Das Ziel des Runden Tisches ist ein gegenseitiger Austausch zur Annäherung pädagogischer und technischer Aspekte an das Thema Jugendschutz. Nutzerinnen und Nutzer - sowie im Falle von Minderjährigen deren pädagogisch Verantwortliche - sollen dazu befähigt werden, das Internet sicher zu nutzen.
Zusätzlich zum Kampf gegen illegale Inhalte und deren Quellen benötigen Nutzerinnen und Nutzer die Medienkompetenz sowie adäquate technische Lösungen. Um Jugendliche zu einem selbstbestimmten Umgang mit dem Internet zu befähigen, müssen die technischen Lösungen für jedermann benutzbar sein.
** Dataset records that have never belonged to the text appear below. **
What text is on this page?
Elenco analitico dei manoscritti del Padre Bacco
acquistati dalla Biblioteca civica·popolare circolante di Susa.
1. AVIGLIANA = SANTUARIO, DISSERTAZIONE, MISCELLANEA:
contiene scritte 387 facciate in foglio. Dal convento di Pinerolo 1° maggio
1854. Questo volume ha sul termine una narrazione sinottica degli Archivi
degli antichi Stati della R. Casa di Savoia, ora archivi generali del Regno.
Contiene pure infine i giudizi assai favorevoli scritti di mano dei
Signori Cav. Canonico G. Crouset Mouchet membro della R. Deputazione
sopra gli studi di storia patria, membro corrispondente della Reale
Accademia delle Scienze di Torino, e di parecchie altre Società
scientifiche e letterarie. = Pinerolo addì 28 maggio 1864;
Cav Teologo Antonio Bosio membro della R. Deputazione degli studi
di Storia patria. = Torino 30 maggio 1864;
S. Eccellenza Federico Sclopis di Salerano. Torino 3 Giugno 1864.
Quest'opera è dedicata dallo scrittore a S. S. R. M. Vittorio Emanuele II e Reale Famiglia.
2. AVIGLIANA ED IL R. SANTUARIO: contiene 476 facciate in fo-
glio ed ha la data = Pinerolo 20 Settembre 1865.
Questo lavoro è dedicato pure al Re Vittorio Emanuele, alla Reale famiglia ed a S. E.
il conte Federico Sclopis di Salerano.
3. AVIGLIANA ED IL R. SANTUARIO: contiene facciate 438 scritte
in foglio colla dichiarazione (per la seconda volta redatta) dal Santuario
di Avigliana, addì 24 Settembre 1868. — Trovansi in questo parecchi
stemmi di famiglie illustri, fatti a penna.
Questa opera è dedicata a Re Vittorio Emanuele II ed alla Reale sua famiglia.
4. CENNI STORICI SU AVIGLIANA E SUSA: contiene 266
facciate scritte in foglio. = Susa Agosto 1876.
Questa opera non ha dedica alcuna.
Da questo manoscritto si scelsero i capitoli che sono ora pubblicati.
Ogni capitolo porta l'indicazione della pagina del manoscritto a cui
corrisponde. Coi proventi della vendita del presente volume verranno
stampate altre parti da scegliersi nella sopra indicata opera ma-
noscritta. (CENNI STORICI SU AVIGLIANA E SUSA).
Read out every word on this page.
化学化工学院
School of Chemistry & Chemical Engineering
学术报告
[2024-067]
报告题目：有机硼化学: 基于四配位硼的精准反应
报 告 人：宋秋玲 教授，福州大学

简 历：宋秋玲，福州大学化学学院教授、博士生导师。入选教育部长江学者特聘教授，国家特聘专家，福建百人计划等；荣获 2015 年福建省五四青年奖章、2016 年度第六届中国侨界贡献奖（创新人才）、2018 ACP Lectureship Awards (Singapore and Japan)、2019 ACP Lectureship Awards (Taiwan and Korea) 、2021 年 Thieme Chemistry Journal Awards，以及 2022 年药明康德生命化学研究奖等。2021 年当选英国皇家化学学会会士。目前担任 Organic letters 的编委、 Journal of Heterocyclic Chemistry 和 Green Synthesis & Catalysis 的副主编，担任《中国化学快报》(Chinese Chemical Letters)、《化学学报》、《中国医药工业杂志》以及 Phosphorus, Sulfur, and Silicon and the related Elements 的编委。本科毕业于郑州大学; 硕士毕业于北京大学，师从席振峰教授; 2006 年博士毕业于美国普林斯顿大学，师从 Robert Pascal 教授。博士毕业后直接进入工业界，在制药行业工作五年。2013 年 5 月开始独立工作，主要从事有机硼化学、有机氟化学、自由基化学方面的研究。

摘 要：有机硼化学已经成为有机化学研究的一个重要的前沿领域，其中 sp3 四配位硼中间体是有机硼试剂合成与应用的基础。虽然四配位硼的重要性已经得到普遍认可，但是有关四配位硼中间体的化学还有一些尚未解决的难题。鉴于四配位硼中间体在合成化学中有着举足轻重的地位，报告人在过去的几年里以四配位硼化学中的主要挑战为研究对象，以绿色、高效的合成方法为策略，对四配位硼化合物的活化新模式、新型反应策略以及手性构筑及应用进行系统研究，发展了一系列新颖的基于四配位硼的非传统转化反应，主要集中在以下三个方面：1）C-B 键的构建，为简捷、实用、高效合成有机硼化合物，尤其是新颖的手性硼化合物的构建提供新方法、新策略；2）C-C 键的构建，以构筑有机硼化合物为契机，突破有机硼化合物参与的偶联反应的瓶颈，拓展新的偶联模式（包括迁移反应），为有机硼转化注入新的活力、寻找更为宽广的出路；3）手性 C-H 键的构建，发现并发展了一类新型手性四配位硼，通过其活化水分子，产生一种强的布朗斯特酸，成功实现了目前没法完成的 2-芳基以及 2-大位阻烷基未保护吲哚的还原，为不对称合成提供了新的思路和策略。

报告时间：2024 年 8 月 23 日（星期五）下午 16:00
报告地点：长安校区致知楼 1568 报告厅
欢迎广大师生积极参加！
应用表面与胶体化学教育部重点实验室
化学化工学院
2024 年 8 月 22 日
Das übergeordnete Ziel ist der Austausch zwischen pädagogischen Experten seitens der Wohlfahrtsorganisationen und den technischen Spezialisten seitens der Filtersoft- und hardwarehersteller. Dieser Austausch hat die Entwicklung geeigneter Maßnahmen gegen ungewollte und schädliche Inhalte zum Ziel.
Die Mitglieder des Runden Tisches werden sich für insgesamt fünf halbjährliche Sitzungen zusammenfinden. Die Ergebnisse der Sitzungen werden auf der Webseite veröffentlicht.